Hace poco me preguntaron: “¿Qué opinás sobre la vacuna?”. Cuando estuve a punto de defenderla, sólo por el hecho de conocer el trasfondo sesgado y sobreideologizado de la pregunta, comprendí que no quería ser parte del menjunje de frases hechas cruzadas. Acababa de levantarme y, todavía en pantuflas, respondí con un lacónico: “no tengo ni la más puta idea”.

Perón decía que la Argentina es una sociedad muy politizada, pero con poca cultura política. Esta característica conduce irremediablemente a dos problemas que signan toda discusión o análisis político: la banalización de las discusiones y la irresponsabilidad a la hora de analizar. Pareciera ser que, para participar de la vida en sociedad, todos debemos opinar de todo, sea cual fuere el tema. Aunque no tengamos una opinión al respecto, debemos forjarla en el momento para no quedar al margen. Esto nos conduce al otro problema: la irresponsabilidad a la hora de analizar. Así como todas y todos los argentinos somos directores técnicos de la selección y presidentes de la Nación, también somos expertos en vacunas rusas.

Por supuesto que no hay que ser expertos para opinar. Pero, como mínimo, para ser válida la opinión debe estar contextualizada.

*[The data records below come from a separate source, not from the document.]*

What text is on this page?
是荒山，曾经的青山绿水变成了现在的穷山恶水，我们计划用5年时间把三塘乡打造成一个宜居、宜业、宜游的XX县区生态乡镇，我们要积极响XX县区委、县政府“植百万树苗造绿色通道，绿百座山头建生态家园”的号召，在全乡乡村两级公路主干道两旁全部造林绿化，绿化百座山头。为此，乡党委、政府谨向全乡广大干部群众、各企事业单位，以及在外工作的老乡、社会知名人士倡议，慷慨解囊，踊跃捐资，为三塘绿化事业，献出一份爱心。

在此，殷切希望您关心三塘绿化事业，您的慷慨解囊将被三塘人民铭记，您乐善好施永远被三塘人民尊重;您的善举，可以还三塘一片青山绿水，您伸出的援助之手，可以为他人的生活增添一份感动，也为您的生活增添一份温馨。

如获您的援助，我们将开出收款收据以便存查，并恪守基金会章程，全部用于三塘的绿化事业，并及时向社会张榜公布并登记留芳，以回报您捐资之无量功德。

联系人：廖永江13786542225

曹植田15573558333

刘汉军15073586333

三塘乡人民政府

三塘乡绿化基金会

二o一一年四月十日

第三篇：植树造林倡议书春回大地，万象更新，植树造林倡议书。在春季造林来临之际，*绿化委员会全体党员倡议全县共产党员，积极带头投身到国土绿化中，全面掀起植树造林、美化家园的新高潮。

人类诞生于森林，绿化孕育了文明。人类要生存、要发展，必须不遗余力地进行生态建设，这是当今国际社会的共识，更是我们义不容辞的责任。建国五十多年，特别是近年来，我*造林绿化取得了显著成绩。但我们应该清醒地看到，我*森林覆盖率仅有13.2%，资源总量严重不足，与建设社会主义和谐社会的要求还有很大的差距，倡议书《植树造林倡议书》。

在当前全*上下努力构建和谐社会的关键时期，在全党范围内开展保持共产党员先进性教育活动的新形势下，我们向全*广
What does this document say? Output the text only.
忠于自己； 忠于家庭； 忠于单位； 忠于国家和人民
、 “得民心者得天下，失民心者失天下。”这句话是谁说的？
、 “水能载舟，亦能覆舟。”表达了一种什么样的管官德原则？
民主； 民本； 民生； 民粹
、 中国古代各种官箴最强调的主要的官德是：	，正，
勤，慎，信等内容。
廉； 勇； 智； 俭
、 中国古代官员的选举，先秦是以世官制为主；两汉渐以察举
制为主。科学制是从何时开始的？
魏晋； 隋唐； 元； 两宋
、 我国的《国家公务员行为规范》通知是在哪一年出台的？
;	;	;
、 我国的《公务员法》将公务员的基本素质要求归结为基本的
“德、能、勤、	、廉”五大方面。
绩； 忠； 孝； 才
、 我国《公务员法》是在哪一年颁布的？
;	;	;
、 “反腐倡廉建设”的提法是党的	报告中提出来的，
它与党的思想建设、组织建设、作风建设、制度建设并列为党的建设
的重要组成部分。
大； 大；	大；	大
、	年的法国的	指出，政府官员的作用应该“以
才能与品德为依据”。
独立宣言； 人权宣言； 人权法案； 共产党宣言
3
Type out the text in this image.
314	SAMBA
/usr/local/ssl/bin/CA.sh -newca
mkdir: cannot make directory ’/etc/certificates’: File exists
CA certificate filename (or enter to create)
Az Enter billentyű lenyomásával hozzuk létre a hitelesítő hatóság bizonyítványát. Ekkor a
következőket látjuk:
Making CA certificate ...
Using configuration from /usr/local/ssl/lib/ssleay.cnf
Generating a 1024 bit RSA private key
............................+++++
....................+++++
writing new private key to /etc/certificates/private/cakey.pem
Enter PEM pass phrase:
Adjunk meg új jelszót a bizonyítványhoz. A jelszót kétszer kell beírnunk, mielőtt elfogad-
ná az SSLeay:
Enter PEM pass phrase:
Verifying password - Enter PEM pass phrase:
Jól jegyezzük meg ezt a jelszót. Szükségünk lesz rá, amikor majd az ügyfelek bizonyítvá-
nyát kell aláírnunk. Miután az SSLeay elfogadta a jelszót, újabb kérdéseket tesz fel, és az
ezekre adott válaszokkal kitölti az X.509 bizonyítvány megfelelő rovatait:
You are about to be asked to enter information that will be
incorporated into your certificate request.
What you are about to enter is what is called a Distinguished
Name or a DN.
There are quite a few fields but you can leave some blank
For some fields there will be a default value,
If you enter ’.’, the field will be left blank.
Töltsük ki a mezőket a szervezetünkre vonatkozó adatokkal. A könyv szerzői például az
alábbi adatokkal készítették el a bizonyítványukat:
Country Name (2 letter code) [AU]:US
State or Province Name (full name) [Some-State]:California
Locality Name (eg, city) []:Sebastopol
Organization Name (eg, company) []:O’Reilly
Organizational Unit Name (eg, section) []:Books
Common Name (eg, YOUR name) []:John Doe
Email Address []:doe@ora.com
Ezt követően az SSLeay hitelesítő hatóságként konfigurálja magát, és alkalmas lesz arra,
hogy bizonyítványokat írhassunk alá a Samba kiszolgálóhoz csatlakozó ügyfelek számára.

No se puede interpretar una política pública de hace 600 años en el actual Perú, relacionada con sacrificios humanos, como si se hablara de alguna medida actual de Alberto Fernández. Más aún, cuando se critica al actual presidente, se debería hacerlo sintiendo al menos imaginariamente en las nalgas el mullido almohadón del Sillón de Rivadavia.

Raymond Aron decía que el ciudadano que se sitúa contra el poder se arroga inmediatamente la irresponsabilidad. Por eso, decidió adoptar una posición extrema en sentido contrario: “Me sentí responsable casi en todo momento, siempre inclinado a preguntarme: ¿qué podría hacer yo en lugar del que gobierna?”.

Para hablar de la banalización de las discusiones, basta ver algunos ejemplos, como los programas de política –Intratables o Animales Sueltos– o los nuevos analistas –El Dipy o Viviana Canosa– cuya verborragia contagia mediante falacias seductoras y peligrosas, basadas en el sentido común. Pero el sentido común tiene mucho de antipolítica. Según Dolina, implica frases e ideas rápidas, fáciles y primarias, aparentemente disruptivas, pero completamente funcionales al establishment, ya que son egoístas y cobardes, porque buscan destruir instantáneamente lo que impide el placer individual. Insiste Dolina en que, por ejemplo, respecto a la “inseguridad”, “el sentido común podría gritar que hay que matarlos a todos”. Según él, “ni una sola revolución se hubiera llevado a cabo con sentido común”.

Estos planteos, que sólo buscan satisfacer deseos primarios –a veces desconocidos por el propio disertante–, surgen a partir de gustos personales, cuestión que poco tiene que ver con la política, que justamente tiene más que ver con lo que no nos gusta y aún así debemos respetar para poder vivir en comunidad.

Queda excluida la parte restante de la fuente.